Loans were being funded left and right, banks, escrow companies, title companies, mortgage companies, appraisers, EVERYONE was making millions off of the closing fees and points. People were refinancing their mortgages and adding equity lines of credit to take cash-out more than ever before. Everyone had cash to remodel, start a business, buy a car, or upgrade to an even larger house. Homes in LA County that had been purchased for $195,000 three years ago were appraising at over $500,000 – with buyers lined up! People were selling their condos in Culver City and buying mansions in Colorado. It was so easy for anyone to get a loan; people went nuts with the refinances. I saw people do it three times in a year! Plus, rates were the lowest EVER, so that just fueled the fire. It was INSANE! Everyone was greedy, everyone, including the consumers. They knew, they KNEW what they were getting into, but that money was soooo easy to get and it was right there for the taking. Everyone is to blame for this part of the problem.

Of course there were the people that just wanted to buy their first home and got swindled by that greedy Mortgage Broker. Of course there are innocents. They are the minority, I believe. A lot of people got out of hand here, and now EVERYONE is paying for it.
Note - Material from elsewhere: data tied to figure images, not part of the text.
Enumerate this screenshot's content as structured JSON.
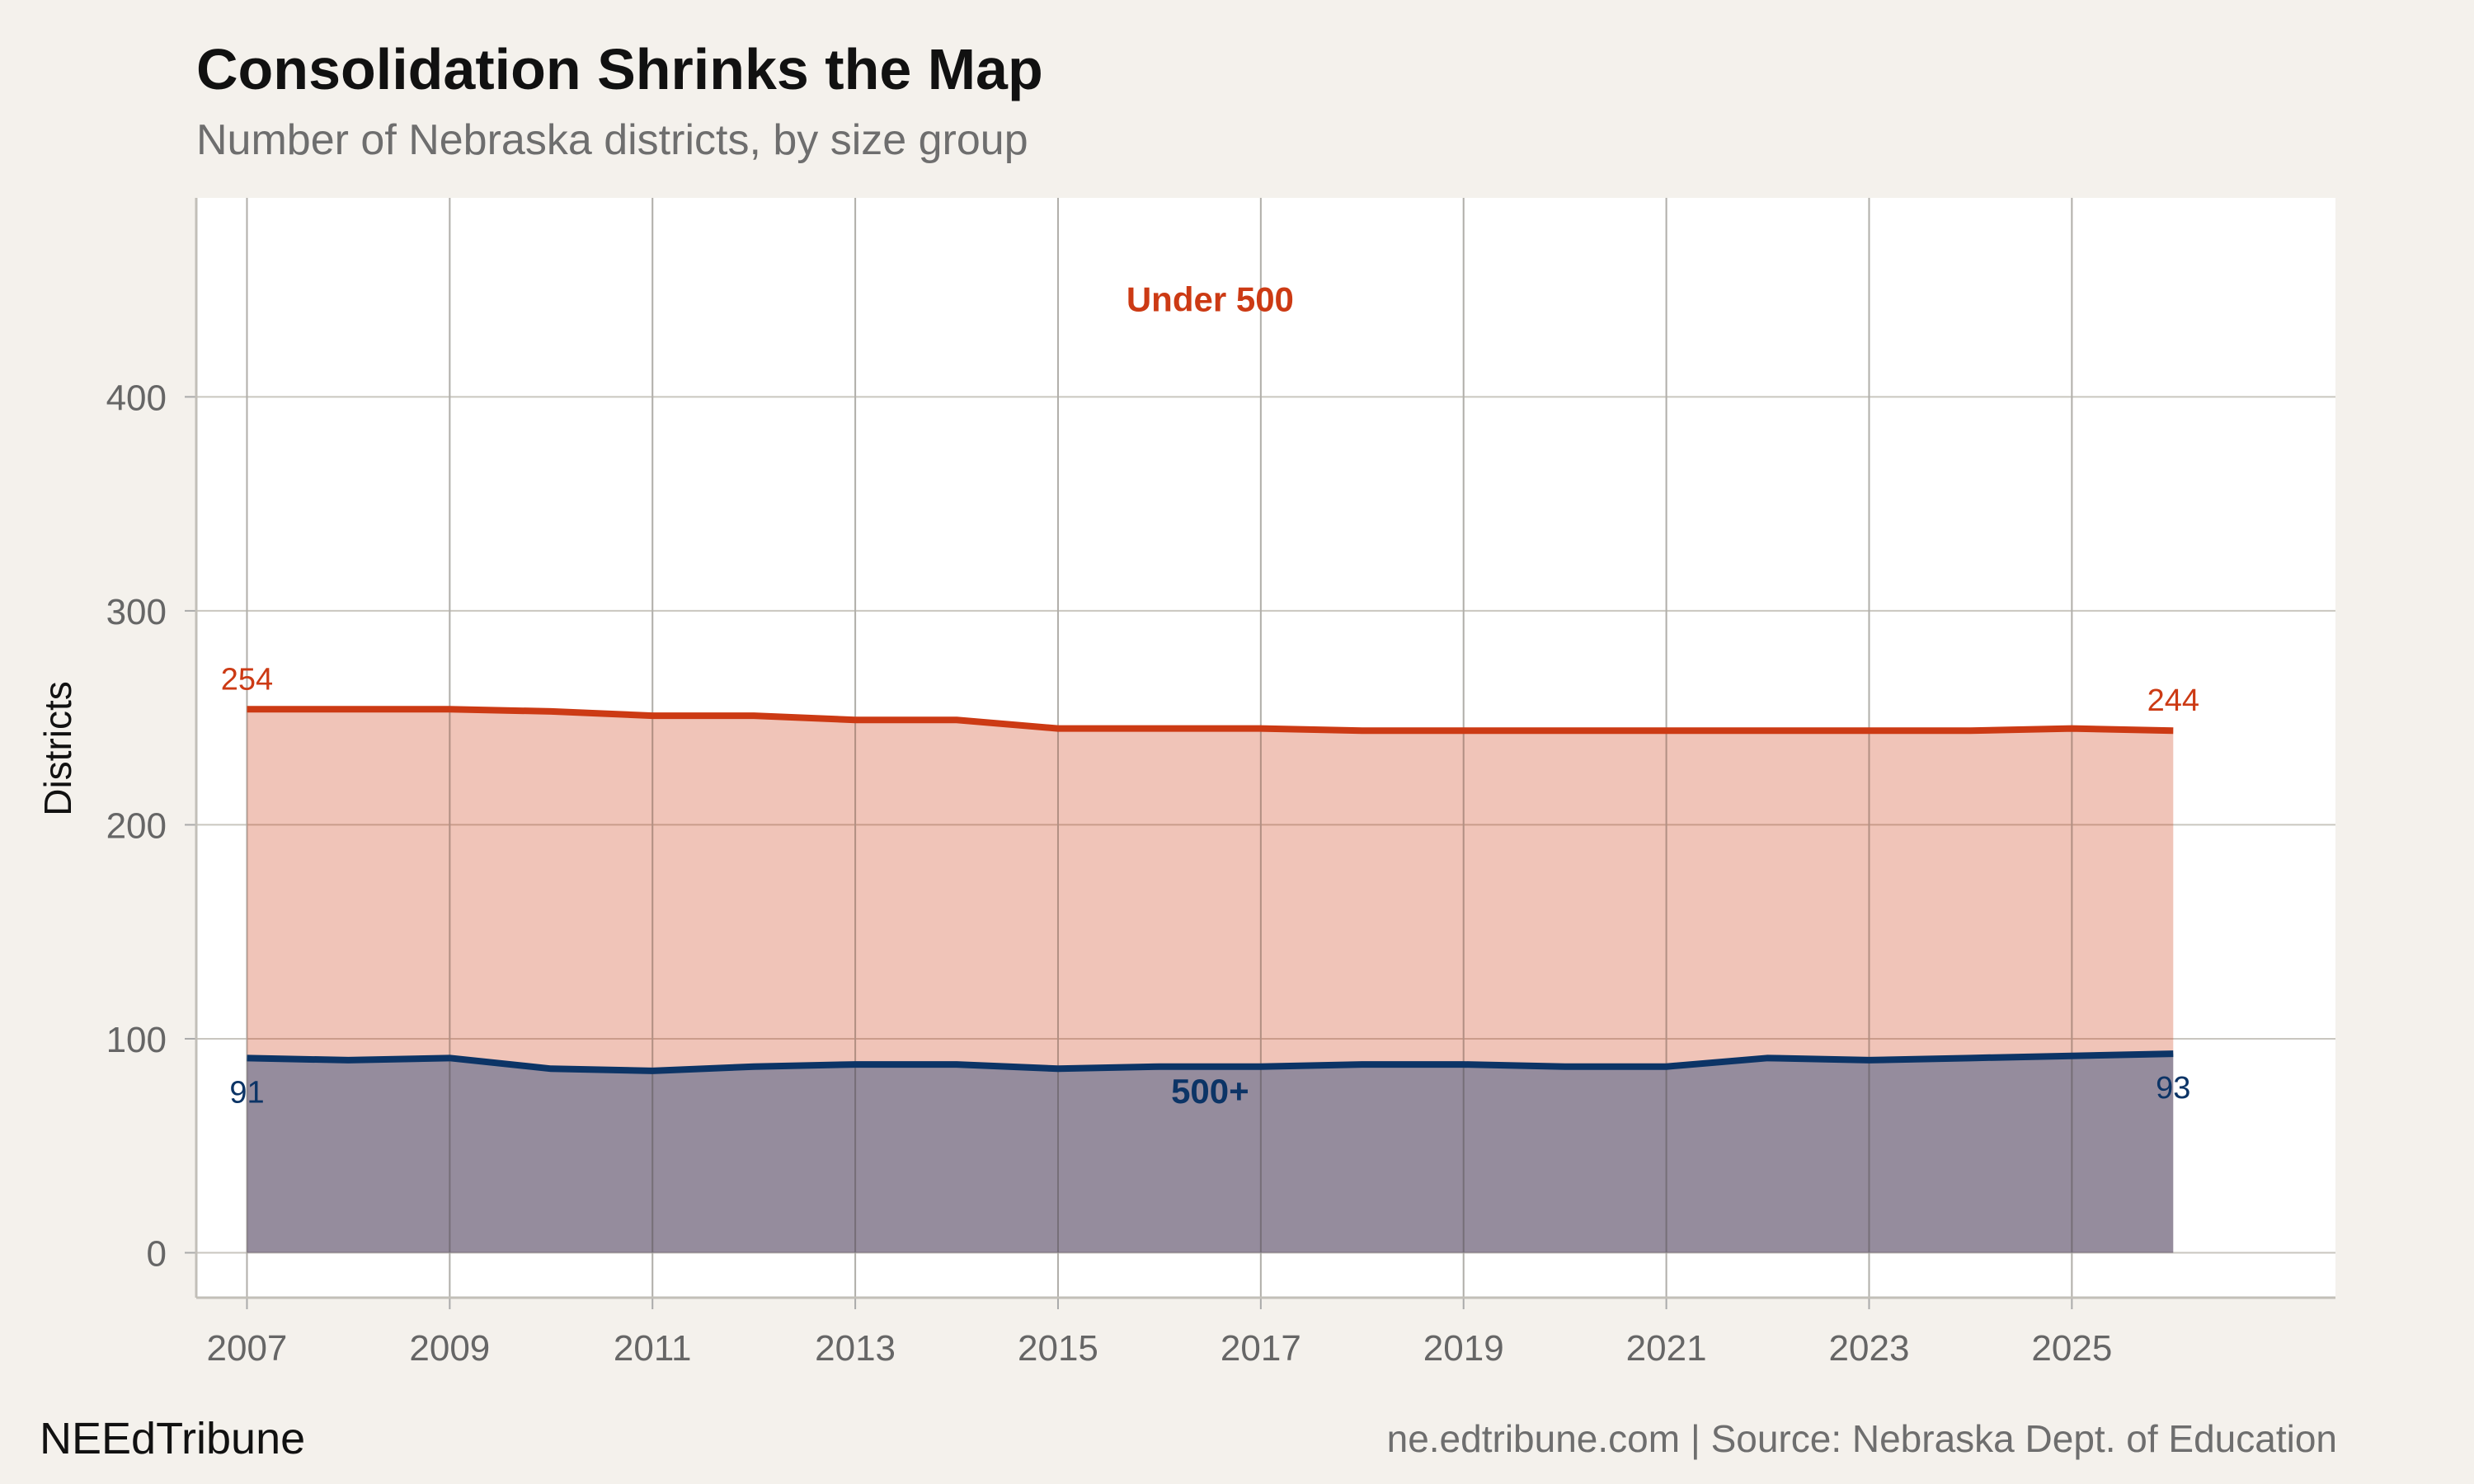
{
  "header": {
    "title": "Consolidation Shrinks the Map",
    "subtitle": "Number of Nebraska districts, by size group"
  },
  "footer": {
    "brand": "NEEdTribune",
    "source": "ne.edtribune.com | Source: Nebraska Dept. of Education"
  },
  "colors": {
    "under500": "#cc3a14",
    "over500": "#0c3466",
    "panel": "#ffffff",
    "background": "#f4f1ec",
    "grid": "#c9c6bf"
  },
  "chart_data": {
    "type": "area",
    "ylabel": "Districts",
    "xlabel": "",
    "x": [
      2007,
      2008,
      2009,
      2010,
      2011,
      2012,
      2013,
      2014,
      2015,
      2016,
      2017,
      2018,
      2019,
      2020,
      2021,
      2022,
      2023,
      2024,
      2025,
      2026
    ],
    "xticks": [
      "2007",
      "2009",
      "2011",
      "2013",
      "2015",
      "2017",
      "2019",
      "2021",
      "2023",
      "2025"
    ],
    "yticks": [
      "0",
      "100",
      "200",
      "300",
      "400"
    ],
    "xlim": [
      2006.5,
      2027.6
    ],
    "ylim": [
      -21,
      493
    ],
    "grid": true,
    "series": [
      {
        "name": "Under 500",
        "values": [
          254,
          254,
          254,
          253,
          251,
          251,
          249,
          249,
          245,
          245,
          245,
          244,
          244,
          244,
          244,
          244,
          244,
          244,
          245,
          244
        ],
        "start_label": "254",
        "end_label": "244"
      },
      {
        "name": "500+",
        "values": [
          91,
          90,
          91,
          86,
          85,
          87,
          88,
          88,
          86,
          87,
          87,
          88,
          88,
          87,
          87,
          91,
          90,
          91,
          92,
          93
        ],
        "start_label": "91",
        "end_label": "93"
      }
    ]
  }
}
I left the mortgage business years ago after my own personal business venture, a Contract Loan Processing business, failed. Once the market turned and people stopped paying their mortgages, the banks hitched their britches back up and started to revert to the old standards of qualification. Only by that time, everyone was already over extended. So now people were STUCK in their inflated mortgages on homes that were no longer worth what they thought a year ago – now people were underwater and the mortgage companies wouldn’t touch their loans with 10-foot poles. The same borrowers that got solicitation calls from 20 mortgage brokers the second their credit was pulled couldn’t refinance into a better interest rate to save themselves $200 a month on their payment. Loans started taking weeks, months even, to close. No one was making money anymore. Appraisers were out of business, Mortgage Brokers, Processors, Loan Reps, Loan Officers, Real Estate Agents, Underwriters, and Escrow Officers, the WHOLE lot, laid off, out of work, victims of the industry that had been a cornucopia of wealth only a few short years ago. I don’t miss it. Not one bit. I hated working in an office, dressed in business casual every day. I hated the stress and the whole system.
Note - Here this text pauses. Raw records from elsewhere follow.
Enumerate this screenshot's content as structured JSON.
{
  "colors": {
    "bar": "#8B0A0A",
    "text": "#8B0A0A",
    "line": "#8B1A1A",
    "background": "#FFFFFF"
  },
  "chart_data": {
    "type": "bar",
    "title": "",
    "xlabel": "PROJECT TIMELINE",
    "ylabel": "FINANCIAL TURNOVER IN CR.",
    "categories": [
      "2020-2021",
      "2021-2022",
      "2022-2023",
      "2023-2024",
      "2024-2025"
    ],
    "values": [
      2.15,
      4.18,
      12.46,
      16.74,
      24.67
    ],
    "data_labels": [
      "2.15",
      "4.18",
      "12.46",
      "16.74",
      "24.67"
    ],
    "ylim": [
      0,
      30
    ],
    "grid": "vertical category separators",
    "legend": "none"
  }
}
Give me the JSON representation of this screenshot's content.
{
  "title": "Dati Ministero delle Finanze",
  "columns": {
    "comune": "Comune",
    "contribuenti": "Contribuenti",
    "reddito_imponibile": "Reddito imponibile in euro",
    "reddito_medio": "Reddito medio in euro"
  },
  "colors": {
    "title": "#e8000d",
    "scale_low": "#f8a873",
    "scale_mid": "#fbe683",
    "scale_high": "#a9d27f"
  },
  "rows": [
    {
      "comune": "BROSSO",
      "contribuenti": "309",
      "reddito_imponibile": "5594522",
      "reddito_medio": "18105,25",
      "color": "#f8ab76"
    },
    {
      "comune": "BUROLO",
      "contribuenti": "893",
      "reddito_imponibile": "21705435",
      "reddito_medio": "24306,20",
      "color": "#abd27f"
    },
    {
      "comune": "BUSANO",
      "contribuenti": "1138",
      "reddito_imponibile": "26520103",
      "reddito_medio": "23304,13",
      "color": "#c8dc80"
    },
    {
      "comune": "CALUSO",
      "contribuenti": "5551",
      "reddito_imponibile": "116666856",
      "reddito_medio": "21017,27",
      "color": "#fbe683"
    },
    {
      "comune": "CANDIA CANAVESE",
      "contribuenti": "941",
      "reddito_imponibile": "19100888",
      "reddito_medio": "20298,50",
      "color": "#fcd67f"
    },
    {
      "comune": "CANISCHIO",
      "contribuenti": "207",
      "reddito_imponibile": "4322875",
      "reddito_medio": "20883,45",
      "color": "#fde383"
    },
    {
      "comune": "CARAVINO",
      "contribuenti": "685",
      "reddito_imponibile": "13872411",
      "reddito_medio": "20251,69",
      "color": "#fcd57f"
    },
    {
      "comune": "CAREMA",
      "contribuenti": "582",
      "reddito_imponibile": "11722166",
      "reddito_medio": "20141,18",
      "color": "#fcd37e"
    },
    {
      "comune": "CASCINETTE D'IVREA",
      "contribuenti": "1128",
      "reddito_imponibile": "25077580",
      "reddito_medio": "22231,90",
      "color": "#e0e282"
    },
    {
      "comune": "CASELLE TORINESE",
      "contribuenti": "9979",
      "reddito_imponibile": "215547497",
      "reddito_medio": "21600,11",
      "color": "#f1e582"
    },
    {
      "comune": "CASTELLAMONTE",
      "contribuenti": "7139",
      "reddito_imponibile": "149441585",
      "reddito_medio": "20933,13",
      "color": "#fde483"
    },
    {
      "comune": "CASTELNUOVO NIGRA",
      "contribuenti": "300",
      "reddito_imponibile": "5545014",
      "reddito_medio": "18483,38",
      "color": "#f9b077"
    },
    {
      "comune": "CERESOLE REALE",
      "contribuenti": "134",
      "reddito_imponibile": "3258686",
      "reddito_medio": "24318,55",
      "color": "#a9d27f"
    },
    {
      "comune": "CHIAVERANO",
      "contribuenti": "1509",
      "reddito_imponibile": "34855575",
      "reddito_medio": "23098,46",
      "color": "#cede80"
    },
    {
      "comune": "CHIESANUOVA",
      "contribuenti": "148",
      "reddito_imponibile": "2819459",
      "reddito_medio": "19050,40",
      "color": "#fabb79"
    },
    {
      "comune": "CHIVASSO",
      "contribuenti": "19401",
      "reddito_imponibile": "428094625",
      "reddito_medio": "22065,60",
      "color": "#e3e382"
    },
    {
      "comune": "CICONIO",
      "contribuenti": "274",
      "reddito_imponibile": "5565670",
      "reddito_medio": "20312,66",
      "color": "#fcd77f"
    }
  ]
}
After all the loans I have closed and the transactions I have seen, the one loan that is the most important has somehow eluded me – my own. After all the paychecks and commissions and bonuses, I never bought a house. My husband and I are good at saving, but bad at spending. With no family member or friend that can gift us a down payment, our quest for home ownership in LA has continually eluded us. I had pre-approved us for a loan at the height of the market, but my husband had been cautious of the high monthly payment we would have been committing to, and thank God for that! Had we bought a home then, assuming I would always be making the good mortgage bucks, and signed on to that $3,000 per month payment, I do believe my life would be a whole lot different right now. It would have been killer to have a nice house of my own for those few years, though. Damn it.

So I guess my whole point is it’s not just the big guys that fucked us here. I think consumers are responsible, too, and the people that facilitated the process, like me. We all had our part to play. So then what? How do we fix this? How do we fix us?